Abstract

High interest rates on loans and access to finance remain among the main problems of businesses in most countries in the world. In order to improve this situation, governments of various countries in the world together with donors and international financial institutions have initiated the creation of various schemes of credit guarantees and the establishment of the SME network. The purpose of these guarantee schemes is to increase lending to businesses by guaranteeing up to 50% of principal (debt) of the business to the bank. Experiences of other countries show that these funds generally have not affected the growth of non-performing loans, but there were occasions when positive effect on the growth of investment has been lacking.
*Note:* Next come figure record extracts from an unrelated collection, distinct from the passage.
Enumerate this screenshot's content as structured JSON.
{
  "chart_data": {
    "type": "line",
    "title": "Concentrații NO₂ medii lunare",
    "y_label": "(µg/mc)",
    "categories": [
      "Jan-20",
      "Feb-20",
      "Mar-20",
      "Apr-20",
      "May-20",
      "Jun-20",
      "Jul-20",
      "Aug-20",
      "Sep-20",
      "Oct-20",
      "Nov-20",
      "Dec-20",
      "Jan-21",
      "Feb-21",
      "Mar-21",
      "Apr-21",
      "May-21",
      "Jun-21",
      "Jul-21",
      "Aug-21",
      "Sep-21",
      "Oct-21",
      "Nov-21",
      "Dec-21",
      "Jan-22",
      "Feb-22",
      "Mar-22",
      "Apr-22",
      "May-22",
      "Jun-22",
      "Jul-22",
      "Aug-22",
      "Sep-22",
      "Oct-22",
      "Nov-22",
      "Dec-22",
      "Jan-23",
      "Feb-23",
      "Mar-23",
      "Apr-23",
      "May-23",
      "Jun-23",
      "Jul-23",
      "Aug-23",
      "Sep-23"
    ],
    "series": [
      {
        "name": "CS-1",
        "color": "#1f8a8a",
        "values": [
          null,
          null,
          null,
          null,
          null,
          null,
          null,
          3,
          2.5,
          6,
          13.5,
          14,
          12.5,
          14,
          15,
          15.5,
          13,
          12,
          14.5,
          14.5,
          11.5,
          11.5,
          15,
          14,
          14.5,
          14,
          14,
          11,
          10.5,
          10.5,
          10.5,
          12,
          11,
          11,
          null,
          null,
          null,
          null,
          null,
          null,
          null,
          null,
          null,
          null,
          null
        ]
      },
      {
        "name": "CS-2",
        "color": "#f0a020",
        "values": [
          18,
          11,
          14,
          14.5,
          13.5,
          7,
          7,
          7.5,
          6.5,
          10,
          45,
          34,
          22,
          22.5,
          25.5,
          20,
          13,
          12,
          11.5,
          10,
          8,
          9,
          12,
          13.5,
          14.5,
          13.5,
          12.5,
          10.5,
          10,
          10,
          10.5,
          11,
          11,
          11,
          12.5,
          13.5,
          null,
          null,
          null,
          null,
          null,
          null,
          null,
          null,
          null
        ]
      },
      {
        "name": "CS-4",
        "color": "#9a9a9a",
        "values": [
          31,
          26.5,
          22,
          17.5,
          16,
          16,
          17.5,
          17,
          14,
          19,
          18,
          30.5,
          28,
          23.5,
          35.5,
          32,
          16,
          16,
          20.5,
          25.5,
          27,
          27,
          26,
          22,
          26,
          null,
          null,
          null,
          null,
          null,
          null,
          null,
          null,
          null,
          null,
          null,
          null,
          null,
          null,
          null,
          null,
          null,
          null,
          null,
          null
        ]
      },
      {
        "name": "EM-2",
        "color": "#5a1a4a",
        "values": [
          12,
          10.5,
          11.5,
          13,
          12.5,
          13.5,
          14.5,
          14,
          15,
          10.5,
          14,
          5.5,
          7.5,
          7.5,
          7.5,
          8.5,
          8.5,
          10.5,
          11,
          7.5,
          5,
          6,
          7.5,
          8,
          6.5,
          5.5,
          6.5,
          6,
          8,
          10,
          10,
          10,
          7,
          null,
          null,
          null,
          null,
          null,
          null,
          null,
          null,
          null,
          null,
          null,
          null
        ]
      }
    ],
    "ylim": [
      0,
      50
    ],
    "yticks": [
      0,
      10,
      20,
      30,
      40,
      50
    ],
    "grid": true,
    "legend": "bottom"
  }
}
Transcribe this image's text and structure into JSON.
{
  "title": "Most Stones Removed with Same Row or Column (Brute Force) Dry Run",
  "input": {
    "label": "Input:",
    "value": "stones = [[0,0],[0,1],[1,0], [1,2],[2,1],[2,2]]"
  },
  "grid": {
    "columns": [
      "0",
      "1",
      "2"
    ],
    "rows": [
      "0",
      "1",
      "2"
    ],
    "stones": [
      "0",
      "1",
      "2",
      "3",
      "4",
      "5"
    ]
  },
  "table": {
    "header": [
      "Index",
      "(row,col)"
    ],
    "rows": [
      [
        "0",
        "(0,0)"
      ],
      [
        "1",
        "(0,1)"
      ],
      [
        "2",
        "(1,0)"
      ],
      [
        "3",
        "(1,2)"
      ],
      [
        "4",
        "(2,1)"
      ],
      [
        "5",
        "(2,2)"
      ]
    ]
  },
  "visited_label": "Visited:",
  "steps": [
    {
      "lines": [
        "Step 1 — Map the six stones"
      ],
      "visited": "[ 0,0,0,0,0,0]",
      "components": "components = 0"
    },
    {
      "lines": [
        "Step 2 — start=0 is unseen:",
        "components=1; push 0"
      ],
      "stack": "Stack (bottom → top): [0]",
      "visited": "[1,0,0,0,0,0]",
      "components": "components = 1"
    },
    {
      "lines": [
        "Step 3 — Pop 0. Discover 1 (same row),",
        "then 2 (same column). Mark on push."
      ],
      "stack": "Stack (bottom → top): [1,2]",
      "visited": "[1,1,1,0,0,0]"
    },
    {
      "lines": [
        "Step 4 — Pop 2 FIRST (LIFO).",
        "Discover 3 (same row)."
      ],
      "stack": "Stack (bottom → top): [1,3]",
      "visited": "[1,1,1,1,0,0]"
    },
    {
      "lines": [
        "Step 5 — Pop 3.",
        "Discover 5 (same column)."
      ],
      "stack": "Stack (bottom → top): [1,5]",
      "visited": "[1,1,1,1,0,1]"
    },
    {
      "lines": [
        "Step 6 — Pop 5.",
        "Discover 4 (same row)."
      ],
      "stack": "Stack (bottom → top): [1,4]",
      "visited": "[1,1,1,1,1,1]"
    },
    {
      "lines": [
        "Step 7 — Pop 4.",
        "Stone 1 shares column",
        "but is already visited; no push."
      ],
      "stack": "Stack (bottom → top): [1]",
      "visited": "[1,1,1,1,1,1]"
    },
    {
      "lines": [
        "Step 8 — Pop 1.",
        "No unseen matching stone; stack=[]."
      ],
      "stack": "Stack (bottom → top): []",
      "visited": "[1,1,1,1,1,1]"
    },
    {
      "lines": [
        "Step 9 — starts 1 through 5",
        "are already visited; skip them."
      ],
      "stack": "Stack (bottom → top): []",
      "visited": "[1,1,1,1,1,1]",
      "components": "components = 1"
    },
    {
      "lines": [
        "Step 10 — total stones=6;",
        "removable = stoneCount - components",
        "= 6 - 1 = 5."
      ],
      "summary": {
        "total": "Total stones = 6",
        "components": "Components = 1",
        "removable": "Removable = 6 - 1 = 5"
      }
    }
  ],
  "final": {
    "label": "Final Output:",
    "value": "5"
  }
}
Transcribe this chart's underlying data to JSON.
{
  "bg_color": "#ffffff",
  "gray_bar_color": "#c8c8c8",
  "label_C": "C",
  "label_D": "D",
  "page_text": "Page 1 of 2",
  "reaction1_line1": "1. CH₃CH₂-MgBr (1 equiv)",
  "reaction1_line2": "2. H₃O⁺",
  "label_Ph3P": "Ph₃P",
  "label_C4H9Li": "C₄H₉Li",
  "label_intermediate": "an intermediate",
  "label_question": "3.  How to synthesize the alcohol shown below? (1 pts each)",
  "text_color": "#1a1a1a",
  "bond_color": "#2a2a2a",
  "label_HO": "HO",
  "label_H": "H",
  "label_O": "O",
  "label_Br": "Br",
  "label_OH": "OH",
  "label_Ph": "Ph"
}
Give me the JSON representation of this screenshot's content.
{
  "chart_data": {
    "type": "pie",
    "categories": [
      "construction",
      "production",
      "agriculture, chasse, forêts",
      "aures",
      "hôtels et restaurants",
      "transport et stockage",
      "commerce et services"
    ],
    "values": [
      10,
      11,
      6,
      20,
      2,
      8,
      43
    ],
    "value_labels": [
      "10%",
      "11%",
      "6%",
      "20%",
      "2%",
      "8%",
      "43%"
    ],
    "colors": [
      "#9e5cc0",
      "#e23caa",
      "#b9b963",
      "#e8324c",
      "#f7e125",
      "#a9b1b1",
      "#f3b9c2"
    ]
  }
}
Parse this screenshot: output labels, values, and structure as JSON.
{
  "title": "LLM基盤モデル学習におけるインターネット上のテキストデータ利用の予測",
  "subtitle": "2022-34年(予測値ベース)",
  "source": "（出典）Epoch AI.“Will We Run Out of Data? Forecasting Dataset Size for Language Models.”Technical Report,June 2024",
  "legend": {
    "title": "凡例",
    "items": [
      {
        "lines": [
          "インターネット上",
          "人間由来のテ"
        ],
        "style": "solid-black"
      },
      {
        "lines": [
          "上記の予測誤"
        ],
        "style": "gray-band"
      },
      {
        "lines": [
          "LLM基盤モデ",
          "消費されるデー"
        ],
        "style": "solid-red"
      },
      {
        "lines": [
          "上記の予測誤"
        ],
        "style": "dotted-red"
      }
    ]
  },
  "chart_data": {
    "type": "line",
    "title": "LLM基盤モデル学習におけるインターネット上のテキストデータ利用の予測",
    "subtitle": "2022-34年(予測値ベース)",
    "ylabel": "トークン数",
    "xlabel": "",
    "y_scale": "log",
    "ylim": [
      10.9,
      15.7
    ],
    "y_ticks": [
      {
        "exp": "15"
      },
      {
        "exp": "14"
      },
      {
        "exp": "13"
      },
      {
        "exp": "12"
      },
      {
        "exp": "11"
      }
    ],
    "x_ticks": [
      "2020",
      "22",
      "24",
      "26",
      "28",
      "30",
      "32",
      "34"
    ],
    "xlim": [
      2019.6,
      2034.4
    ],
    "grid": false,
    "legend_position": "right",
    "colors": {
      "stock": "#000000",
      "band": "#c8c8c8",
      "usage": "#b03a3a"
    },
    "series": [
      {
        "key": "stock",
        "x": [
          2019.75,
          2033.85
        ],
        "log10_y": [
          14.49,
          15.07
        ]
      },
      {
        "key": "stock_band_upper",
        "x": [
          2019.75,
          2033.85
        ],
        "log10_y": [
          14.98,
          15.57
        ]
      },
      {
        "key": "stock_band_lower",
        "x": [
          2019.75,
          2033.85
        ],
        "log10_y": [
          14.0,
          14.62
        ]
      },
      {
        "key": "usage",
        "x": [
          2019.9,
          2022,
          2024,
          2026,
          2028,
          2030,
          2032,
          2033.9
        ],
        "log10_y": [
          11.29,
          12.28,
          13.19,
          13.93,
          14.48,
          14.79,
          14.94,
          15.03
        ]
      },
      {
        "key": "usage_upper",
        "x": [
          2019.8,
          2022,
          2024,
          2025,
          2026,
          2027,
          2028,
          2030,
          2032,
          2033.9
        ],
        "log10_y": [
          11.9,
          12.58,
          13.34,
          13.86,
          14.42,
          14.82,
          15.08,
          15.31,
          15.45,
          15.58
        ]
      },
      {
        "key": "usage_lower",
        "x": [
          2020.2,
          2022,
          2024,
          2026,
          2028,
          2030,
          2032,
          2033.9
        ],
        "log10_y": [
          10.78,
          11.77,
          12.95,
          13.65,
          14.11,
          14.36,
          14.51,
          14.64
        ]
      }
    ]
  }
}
In general, developed countries with more stable financial system and banking, have been successful in the creation and growth of new businesses and as result in the job creation.In this study there will be analyzed some empirical evidence of various scientific researchers in regarding the implementation of schemes of loan guarantee and the impact of the creation of the network of business firms, which may also improve the access of enterprises in the external financing through bank loans. The scientific methodology applied in this paper, mainly consists the use of qualitative data, where with numerous studies we have analyzed numerous models of efficiency in the management of loan guarantee funds. The purpose of this analysis is that, based on the experiences of the management of similar funds in Europe and beyond, there will be identified some of the challenges related to the implementation of the Loan Guarantee Fund for Kosova, and will provide recommendations for its management.